How Does YouTube Store And Analyze Such Huge Amount of Data?
Do you love watching stand up comedy? Or maybe you like watching cute cat videos? Or even the latest Bollywood songs and trailers? Whatever your interests, I am sure you use YouTube to watch videos. And who knows? You might even have a popular channel on YouTube!!!
In either case, YouTube is an integral part of your life. And this is true for most people on Earth! This is easily proved by the fact that more than 400 hours of video content is uploaded on YouTube every minute, and approximately 1 billion hours of YouTube videos are watched every day. This makes YouTube the 2nd most popular social media platform in the world with 1.9 billion users (The 1st is Facebook!)
This is an insane amount of data that is stored and managed on YouTube. So the natural question is “How do they do it?” How does YouTube store and retrieve their content? How do they know which video to recommend to you next? How do they know what you want to watch? The answer to these questions lies in the complicated database management systems for YouTube. So let’s try to understand that now!
What is the Basic YouTube Data Storage Mechanism?
YouTube is the goto platform for watching and sharing videos. So, it’s obvious that there is a large volume of video content that it has to manage daily. This is done by using MySQL and various database management systems at different places to keep YouTube up and running.
Most of the YouTube data is stored in the Google Modular Data Centers. A modular data center is portable and can be placed wherever the data storage capacity is required. Since YouTube was bought by Google in 2006, it stands to reason that the YouTube data is stored in the Google Modular Data Centers. There are mainly 5 or 6 Google data centers that YouTube uses along with its own content distribution network (CDN) to make sure data is constantly available to end-users.
The more popular videos are moved to CDN which replicates them into various places. This means that they can be accessed much faster by the user with fewer hops required. On the other hand, less popular videos are saved on the YouTube servers where they can be accessed on-demand. Also, there is no hard and fast rule that the videos are stored in the data center closest to the geographical region they came out of. For example: If you upload some videos on YouTube from India, your data may be stored in a data center in the UK. Youtube also makes use of cloud storage in addition to all these methods.
Originally MySQL was mostly used in the YouTube databases to store most of the data ranging from the videos to metadata like users, tags, and descriptions. The varbinary data type was used for the databases which allowed the storage of videos and images like thumbnails as well! However, a disadvantage of MySQL is that there is little scope for scalability, which is a very important factor in an ever-expanding company like YouTube. However, YouTube cannot let go of MySQL completely, so Vitess is used in conjugation with MySQL. Vitess is a database clustering system that combines many of the important features of MySQL with the scalability that is a trademark of a NoSQL database. Vitess helps in consolidating the YouTube queries into smaller batches that are much easier to handle and execute. It also creates backups and scales as much is required.
How is YouTube Data Analyzed for Advertisement?
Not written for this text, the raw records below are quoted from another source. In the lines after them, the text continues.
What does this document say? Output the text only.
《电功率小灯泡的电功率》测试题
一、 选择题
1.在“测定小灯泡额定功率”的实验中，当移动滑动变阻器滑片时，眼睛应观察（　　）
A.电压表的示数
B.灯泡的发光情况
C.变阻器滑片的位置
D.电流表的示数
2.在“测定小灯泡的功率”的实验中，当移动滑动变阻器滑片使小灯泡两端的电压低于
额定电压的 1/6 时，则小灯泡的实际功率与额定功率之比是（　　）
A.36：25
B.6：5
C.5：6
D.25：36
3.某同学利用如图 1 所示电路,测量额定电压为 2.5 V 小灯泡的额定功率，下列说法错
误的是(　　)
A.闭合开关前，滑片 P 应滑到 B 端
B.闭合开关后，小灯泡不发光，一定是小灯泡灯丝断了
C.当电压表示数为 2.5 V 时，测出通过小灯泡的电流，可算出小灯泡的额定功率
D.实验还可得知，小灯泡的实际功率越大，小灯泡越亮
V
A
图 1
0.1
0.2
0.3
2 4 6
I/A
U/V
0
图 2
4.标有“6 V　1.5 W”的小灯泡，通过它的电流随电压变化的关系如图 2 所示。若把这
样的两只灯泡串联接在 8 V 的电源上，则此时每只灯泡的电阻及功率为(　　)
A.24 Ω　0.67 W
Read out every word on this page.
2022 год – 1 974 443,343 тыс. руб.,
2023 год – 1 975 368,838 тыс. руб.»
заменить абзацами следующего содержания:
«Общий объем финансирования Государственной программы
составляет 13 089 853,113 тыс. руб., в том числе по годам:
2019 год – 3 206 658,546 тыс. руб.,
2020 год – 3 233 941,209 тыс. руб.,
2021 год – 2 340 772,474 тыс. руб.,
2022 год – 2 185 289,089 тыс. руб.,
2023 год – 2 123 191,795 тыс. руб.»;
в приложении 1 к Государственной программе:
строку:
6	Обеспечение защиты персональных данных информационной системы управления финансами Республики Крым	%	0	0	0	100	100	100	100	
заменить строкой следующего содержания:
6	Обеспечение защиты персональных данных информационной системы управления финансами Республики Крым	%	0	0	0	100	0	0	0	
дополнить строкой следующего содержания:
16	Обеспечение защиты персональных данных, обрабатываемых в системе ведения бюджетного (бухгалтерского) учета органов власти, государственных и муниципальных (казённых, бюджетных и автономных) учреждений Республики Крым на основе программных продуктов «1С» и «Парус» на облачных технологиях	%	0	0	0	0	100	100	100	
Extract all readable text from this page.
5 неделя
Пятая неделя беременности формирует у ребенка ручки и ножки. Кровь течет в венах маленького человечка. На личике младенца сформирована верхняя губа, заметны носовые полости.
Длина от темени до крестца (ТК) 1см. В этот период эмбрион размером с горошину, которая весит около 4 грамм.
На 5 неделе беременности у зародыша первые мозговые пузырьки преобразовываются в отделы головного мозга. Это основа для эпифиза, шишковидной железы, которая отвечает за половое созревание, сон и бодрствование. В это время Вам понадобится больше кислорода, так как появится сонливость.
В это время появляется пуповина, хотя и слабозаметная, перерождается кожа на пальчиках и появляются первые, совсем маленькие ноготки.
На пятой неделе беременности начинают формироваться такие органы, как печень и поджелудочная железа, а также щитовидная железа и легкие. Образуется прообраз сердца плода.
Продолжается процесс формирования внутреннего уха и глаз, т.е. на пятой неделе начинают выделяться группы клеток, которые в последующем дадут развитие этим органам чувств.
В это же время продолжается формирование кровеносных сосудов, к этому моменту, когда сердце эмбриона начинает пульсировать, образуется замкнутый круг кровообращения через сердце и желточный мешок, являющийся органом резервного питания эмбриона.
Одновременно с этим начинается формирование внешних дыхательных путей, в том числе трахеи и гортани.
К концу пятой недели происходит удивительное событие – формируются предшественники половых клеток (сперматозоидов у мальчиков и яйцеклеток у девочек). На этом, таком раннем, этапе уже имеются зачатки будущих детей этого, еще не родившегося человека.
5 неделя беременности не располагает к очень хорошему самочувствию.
The data collected by YouTube is also analyzed for personalized advertisement displays. Are you wondering how this is done? Well, this is where Google lends a hand! Google uses algorithms to collect all user information like browser and search history, geographical information, etc. Then these algorithms analyze the information to understand what kind of products or services the users might be interested in. Then companies pay for advertising their products on YouTube by using Adwords and Adsense which monitors the number of clicks on these advertisements. For example: Suppose that you are a football enthusiast who continuously watches games and player interviews on YouTube. So you will be mostly shown sports ads so that you might be interested in buying things!!! Using this algorithm, users get targeted ads according to their preferences and the advertisers can also ensure that their products reach those who might be interesting in buying them while YouTube earns money. So it’s a win-win situation!!!